Ну и, с другой стороны, что она мне дала? Праздничную суету, кавардак, веселые приключения и анархию? Да ни чуточки. Более того, на следующее же утро самый вредный из наших учителей, злобный холерический тиран с вытаращенными глазками, объявил, что “здесь”, то есть в школе, никакой революции нет и не будет, а будет прежний порядок, в доказательство чему и разложил на скамье двоих учеников, осмелившихся на перемене играть в революцию, чтобы демонстративно выдать им порцию розог. Все мы, кто присутствовал при этой экзекуции, восприняли ее как смутное, но однозначно недоброе предзнаменование. С этой революцией явно что-то было не так, если наутро после нее школьников за игру в нее запросто берут и секут. Нет, такая революция ни к чему хорошему не приведет. Да она и не привела.

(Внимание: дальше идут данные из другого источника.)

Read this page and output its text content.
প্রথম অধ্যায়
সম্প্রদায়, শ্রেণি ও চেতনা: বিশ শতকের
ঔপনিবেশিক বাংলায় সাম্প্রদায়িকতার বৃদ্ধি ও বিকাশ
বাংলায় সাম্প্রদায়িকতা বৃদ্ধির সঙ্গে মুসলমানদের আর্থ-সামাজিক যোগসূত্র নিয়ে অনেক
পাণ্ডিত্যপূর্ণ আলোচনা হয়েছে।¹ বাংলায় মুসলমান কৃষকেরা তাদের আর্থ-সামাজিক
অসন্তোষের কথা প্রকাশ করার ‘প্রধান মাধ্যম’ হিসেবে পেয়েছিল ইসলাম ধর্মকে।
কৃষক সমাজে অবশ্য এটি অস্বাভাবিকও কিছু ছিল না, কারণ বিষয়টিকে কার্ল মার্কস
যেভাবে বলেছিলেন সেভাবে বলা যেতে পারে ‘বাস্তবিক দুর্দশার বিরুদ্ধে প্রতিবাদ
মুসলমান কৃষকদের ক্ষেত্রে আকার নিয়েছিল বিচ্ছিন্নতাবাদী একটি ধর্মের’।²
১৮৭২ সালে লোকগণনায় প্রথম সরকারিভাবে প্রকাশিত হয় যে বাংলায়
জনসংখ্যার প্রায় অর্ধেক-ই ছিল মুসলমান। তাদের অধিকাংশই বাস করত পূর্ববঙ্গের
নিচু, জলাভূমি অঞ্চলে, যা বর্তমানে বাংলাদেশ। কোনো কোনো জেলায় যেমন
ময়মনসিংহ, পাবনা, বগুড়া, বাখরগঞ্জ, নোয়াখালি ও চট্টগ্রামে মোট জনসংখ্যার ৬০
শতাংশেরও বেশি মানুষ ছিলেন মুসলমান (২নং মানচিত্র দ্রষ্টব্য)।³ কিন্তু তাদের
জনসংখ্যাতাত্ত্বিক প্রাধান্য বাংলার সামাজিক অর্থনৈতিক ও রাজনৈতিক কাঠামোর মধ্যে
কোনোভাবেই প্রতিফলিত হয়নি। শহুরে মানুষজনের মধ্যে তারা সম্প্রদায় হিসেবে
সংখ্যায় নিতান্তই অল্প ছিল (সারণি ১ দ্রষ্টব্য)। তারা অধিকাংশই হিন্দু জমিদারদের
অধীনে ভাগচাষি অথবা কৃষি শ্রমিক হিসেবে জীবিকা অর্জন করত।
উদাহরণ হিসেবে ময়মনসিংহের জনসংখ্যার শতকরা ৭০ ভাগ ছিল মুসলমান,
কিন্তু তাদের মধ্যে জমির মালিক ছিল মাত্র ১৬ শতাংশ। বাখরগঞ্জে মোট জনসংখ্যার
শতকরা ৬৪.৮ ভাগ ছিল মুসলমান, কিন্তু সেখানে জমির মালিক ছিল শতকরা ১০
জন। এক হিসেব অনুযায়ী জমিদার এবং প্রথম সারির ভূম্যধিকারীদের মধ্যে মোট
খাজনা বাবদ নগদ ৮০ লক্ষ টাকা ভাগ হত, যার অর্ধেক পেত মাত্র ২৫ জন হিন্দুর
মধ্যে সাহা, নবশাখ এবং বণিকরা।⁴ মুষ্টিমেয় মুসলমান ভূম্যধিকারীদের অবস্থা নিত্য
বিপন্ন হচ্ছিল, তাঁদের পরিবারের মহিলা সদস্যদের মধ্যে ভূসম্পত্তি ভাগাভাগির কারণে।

Между тем война еще не была окончена. Мне, как и всем остальным, было ясно, что революция означала конец войны, однако это был конец без окончательной победы, потому что необходимого для нее небольшого усилия никто почему-то так и не предпринял. А жизнь после войны, не увенчавшейся окончательной победой, я представить себе не мог; мне надо было увидеть ее собственными глазами.

Поскольку вся война происходила где-то в далекой Франции, в нереальном мире, из которого до нас доходили лишь сообщения с фронта, как послания из потусторонних сфер, то и ее конец не ощущался мной как реальность. В моем непосредственном, чувственно воспринимаемом окружении не изменилось ровно ничего. Только в фантастическом мире моей игры, которой я жил четыре года, этот конец что-то означал... И, конечно, этот фантастический мир был для меня гораздо более значимым, чем реальный.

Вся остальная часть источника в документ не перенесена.